Reddi (Danimarca): 7
Una power pop/rock band al femminile direttamente dalla Danimarca. Cominciano con una ballata piano e voce, poi entrano con il resto degli strumenti e straripano con la loro energia. Troppo poca però per convincere il pubblico.
Lum!x e Pia Maria (Austria): 6
Fanno ballare il palazzetto più di tutti gli altri concorrenti. Ma Pia Maria canta male, con una voce stridula ed eccessivamente sotto sforzo. Possono fare di meglio. Il brano comunque, nella sua mediocrità, funziona alla grande.
Systur (Islanda): 7
Atmosfere quasi western per le sorelle che vengono dall’isola più a Nord dell’Europa. Armonie perfette, anche se manca quel tocco islandese altre volte visto sul palco.

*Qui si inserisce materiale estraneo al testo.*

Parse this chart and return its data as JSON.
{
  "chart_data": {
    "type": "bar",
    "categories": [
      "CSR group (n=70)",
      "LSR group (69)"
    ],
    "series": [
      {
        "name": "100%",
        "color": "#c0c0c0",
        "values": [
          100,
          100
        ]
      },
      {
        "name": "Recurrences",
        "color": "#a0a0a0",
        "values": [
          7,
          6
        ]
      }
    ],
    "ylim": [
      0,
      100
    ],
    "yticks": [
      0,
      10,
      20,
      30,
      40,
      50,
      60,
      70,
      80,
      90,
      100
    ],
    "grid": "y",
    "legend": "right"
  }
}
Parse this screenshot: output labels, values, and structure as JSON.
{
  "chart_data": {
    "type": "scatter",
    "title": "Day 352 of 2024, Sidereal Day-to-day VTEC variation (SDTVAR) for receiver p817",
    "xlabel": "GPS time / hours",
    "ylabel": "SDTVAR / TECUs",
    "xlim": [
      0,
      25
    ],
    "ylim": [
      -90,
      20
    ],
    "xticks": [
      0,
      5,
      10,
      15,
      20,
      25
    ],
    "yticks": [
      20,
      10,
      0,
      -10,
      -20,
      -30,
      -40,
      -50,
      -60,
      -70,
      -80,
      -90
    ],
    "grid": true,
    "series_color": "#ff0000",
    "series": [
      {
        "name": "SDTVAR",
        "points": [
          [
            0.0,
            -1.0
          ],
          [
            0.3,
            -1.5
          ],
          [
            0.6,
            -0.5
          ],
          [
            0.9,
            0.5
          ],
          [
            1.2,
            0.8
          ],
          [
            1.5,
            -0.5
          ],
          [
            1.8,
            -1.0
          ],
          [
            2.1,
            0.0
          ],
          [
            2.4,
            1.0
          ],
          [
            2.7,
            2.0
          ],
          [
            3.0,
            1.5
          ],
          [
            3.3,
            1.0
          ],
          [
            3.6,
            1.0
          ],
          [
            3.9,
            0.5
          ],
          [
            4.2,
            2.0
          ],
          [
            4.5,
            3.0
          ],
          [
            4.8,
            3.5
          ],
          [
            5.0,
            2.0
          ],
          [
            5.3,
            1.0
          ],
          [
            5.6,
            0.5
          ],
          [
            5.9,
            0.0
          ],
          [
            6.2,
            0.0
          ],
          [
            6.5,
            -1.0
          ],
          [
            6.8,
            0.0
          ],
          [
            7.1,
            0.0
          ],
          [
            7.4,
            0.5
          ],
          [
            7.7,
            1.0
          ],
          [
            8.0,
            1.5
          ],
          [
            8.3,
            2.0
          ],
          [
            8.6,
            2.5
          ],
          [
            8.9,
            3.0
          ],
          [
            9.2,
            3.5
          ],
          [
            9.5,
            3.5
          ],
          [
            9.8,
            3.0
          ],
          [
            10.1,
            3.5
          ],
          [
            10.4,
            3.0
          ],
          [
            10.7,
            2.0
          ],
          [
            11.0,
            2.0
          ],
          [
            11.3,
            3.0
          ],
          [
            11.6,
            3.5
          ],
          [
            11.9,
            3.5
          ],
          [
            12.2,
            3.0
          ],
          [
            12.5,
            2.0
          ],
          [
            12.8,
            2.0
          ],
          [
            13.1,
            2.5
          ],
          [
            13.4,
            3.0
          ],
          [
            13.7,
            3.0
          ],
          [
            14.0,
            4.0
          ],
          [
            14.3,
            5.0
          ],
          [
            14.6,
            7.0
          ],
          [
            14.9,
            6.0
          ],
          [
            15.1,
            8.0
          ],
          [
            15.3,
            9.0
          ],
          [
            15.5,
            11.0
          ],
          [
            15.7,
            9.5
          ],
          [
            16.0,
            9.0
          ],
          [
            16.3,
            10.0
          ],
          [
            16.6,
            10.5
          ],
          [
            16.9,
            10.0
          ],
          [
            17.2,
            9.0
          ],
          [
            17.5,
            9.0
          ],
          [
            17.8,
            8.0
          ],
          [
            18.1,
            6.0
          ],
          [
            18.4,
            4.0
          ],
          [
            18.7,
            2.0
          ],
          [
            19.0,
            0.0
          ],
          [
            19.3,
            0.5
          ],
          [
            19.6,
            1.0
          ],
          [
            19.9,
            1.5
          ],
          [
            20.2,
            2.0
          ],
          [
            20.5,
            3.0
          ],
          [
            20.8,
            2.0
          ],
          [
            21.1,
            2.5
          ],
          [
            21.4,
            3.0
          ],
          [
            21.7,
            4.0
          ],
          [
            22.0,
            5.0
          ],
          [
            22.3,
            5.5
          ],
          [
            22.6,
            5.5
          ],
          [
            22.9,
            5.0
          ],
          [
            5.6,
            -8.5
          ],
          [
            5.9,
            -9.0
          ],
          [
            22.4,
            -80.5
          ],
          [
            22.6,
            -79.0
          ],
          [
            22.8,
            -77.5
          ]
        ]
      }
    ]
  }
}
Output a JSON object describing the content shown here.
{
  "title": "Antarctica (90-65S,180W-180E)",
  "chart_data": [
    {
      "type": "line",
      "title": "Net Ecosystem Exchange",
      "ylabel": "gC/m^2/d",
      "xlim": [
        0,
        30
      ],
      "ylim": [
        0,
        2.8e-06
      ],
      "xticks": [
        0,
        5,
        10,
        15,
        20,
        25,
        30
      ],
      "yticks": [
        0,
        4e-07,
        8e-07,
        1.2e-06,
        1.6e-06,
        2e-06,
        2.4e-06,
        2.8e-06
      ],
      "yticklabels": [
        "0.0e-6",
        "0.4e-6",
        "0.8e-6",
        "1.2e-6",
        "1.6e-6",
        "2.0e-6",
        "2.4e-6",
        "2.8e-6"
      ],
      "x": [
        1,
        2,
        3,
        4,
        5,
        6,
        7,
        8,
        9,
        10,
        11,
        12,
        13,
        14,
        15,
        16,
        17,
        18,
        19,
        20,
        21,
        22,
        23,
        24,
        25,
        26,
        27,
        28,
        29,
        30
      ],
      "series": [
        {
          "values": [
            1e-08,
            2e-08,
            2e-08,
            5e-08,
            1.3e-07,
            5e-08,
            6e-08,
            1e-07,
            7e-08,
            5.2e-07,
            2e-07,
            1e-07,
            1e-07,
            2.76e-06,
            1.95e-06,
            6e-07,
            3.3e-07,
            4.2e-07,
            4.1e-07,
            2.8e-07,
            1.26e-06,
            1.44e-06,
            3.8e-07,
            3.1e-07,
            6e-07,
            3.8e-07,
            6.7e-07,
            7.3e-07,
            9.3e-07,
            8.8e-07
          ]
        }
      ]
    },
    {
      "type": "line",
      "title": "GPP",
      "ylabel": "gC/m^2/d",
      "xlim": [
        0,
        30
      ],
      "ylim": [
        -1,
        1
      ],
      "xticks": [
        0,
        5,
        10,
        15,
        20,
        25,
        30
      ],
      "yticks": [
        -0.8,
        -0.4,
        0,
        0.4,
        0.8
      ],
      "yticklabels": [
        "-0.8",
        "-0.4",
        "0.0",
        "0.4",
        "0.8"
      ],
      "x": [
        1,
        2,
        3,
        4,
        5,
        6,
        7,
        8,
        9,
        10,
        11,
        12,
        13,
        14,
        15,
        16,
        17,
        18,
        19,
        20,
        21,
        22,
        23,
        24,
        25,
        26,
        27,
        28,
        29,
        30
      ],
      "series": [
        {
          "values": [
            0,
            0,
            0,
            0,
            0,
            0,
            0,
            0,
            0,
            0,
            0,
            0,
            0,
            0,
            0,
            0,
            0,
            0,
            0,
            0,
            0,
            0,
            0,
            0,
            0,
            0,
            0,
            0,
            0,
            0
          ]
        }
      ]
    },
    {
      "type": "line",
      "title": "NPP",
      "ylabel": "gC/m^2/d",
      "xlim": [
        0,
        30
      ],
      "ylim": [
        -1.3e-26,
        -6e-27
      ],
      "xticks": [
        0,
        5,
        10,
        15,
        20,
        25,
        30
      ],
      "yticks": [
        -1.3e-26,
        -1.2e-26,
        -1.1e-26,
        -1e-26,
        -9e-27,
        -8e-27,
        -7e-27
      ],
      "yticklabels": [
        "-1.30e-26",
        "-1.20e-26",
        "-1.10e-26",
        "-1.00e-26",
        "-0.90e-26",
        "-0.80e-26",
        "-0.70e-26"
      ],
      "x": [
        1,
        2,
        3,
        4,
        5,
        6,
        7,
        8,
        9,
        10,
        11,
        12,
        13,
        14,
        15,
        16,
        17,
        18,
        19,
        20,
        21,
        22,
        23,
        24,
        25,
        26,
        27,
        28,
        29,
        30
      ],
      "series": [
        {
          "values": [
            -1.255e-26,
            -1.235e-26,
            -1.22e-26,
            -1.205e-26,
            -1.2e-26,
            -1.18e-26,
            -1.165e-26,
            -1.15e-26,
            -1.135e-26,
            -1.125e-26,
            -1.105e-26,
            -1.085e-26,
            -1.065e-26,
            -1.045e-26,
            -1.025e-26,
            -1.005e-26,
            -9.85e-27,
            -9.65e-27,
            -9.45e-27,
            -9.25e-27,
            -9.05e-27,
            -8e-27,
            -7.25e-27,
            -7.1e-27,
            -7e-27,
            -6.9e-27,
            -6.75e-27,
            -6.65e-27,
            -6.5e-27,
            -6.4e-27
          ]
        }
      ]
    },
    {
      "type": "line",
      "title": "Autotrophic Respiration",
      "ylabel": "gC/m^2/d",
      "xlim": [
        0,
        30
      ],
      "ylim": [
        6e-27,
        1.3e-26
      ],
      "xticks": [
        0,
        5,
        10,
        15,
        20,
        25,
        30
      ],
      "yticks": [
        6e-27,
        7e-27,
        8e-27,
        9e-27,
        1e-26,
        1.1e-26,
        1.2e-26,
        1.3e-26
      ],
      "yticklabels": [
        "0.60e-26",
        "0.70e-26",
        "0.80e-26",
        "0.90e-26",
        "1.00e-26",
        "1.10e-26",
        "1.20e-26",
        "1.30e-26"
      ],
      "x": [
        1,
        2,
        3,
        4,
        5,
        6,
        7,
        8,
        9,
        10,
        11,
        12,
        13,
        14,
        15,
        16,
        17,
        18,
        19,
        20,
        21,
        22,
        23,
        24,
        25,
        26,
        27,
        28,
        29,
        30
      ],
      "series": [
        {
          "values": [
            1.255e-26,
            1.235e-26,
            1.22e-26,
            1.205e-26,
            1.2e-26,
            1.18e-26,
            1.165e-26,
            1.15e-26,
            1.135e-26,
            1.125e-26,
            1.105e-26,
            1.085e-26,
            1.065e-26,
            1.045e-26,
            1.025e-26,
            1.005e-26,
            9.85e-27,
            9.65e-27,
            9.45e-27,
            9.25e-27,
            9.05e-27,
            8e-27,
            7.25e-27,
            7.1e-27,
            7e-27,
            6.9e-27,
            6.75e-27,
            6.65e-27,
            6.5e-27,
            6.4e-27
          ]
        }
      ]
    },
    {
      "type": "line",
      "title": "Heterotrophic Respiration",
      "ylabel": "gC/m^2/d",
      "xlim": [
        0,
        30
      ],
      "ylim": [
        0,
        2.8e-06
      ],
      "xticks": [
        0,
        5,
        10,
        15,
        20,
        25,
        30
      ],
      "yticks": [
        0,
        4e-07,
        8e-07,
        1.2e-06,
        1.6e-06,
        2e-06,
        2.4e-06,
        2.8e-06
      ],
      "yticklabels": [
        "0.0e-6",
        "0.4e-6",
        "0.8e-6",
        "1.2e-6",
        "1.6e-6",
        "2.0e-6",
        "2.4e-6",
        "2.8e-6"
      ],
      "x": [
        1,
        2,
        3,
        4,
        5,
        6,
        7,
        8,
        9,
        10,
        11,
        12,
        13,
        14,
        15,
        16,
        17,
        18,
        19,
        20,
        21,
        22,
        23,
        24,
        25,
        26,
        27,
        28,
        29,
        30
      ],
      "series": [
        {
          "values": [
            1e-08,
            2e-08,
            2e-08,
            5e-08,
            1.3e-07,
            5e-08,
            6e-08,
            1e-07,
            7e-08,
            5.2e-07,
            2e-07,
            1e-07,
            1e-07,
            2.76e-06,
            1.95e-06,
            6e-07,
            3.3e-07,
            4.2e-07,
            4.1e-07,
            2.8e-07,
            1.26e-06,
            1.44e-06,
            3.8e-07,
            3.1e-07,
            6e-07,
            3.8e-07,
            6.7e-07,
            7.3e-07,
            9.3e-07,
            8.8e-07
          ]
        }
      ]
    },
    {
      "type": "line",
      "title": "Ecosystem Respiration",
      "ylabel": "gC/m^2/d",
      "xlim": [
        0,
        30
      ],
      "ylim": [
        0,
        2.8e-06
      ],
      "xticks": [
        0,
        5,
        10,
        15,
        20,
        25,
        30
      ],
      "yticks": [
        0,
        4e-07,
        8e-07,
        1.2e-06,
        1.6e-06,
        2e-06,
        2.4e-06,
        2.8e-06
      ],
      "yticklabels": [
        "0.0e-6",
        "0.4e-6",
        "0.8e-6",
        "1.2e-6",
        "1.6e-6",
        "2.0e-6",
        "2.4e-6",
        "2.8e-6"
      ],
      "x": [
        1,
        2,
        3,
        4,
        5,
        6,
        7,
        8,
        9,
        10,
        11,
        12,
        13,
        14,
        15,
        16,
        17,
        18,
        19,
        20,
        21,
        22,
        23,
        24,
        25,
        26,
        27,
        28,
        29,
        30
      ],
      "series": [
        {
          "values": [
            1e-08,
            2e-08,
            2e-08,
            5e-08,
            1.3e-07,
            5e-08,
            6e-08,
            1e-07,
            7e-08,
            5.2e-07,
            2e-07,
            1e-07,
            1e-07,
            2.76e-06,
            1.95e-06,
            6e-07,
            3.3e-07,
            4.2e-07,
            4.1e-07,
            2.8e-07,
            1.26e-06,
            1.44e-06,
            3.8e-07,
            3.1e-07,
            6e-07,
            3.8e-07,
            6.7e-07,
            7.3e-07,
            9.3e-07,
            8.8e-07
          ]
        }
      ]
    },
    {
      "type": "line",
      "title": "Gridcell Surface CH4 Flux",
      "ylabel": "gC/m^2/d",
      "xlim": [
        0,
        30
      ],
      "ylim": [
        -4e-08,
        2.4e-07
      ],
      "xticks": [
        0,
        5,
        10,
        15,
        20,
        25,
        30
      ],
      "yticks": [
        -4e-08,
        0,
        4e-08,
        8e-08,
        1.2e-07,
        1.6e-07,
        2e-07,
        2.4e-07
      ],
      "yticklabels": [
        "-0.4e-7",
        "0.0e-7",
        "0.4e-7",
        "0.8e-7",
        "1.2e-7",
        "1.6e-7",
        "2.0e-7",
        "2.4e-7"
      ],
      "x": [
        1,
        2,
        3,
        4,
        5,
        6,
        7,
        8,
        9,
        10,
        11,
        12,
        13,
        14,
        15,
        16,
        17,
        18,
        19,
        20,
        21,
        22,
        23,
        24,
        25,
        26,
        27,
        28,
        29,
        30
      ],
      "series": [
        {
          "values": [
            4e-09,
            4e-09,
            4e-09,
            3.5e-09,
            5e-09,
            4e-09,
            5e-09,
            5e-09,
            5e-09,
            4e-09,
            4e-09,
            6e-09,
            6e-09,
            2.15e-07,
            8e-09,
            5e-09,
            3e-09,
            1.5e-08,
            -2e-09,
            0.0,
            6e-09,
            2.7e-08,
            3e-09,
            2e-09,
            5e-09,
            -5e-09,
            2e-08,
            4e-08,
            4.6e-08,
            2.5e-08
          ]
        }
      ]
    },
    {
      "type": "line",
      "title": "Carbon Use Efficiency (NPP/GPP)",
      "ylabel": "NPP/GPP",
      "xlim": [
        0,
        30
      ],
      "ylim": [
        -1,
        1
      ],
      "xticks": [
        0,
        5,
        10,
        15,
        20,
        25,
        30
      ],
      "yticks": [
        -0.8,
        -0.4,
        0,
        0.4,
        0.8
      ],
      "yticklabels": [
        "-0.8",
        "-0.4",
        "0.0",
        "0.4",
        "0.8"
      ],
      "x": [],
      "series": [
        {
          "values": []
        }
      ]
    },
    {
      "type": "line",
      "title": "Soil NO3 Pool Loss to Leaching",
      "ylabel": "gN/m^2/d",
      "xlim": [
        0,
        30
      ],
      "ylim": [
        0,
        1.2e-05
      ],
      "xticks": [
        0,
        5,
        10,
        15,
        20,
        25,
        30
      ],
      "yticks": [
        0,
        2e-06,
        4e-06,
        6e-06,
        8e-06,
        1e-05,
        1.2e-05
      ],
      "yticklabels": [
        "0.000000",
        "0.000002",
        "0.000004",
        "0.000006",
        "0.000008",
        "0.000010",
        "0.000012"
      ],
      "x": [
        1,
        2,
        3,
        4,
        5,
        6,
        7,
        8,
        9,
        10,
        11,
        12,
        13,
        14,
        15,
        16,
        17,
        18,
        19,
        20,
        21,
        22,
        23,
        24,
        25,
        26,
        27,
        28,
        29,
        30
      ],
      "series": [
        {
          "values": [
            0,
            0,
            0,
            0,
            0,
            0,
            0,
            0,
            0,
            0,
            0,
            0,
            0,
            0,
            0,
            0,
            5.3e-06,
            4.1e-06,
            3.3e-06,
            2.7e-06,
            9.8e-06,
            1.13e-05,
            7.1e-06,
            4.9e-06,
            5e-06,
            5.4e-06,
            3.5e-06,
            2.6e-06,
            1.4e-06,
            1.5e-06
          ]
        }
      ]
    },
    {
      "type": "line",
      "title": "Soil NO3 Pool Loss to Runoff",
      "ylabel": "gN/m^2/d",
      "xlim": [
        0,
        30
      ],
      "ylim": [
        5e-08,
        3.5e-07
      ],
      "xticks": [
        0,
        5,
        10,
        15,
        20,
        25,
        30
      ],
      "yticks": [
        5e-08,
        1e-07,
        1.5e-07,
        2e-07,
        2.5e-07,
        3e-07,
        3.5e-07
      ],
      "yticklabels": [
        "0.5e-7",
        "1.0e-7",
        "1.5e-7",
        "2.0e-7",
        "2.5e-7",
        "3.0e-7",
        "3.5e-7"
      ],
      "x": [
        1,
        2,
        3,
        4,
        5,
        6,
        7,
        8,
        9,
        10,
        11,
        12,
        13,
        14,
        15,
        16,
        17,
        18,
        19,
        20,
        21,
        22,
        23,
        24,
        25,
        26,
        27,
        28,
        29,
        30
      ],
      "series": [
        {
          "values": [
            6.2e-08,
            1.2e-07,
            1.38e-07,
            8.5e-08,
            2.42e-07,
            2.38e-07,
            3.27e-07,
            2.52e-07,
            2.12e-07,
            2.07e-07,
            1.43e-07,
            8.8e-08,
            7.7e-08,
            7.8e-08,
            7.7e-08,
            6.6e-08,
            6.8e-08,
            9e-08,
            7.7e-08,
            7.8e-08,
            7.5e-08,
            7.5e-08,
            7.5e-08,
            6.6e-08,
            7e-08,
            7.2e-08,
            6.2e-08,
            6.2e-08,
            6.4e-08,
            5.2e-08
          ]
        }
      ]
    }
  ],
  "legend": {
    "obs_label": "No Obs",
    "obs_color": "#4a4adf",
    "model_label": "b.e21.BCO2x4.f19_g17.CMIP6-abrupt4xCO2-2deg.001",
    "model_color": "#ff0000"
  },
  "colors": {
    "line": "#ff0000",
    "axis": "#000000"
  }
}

Amanda Tenfjord (Grecia): 8
Intensità è la parola chiave per Amanda, che impreziosisce un pezzo già buono con una performance che commuove e fa volare.
Subwoolfer (Norvegia): 8
I più divertenti di tutti, ma lo si sapeva già da mesi. I lupi gialli norvegesi si confermano i personaggi di questo Eurovision, e prenotano un posto tra gli artisti che faranno la storia dell’edizione torinese.
Rosa Linn (Armenia): 7
Canta bene, ha un buon brano country pop, ma non sembra avere un legame vero con il proprio Paese. Si poteva rischiare un po’ di più, ma è giovane e ha fatto una figura migliore rispetto ad altri concorrenti.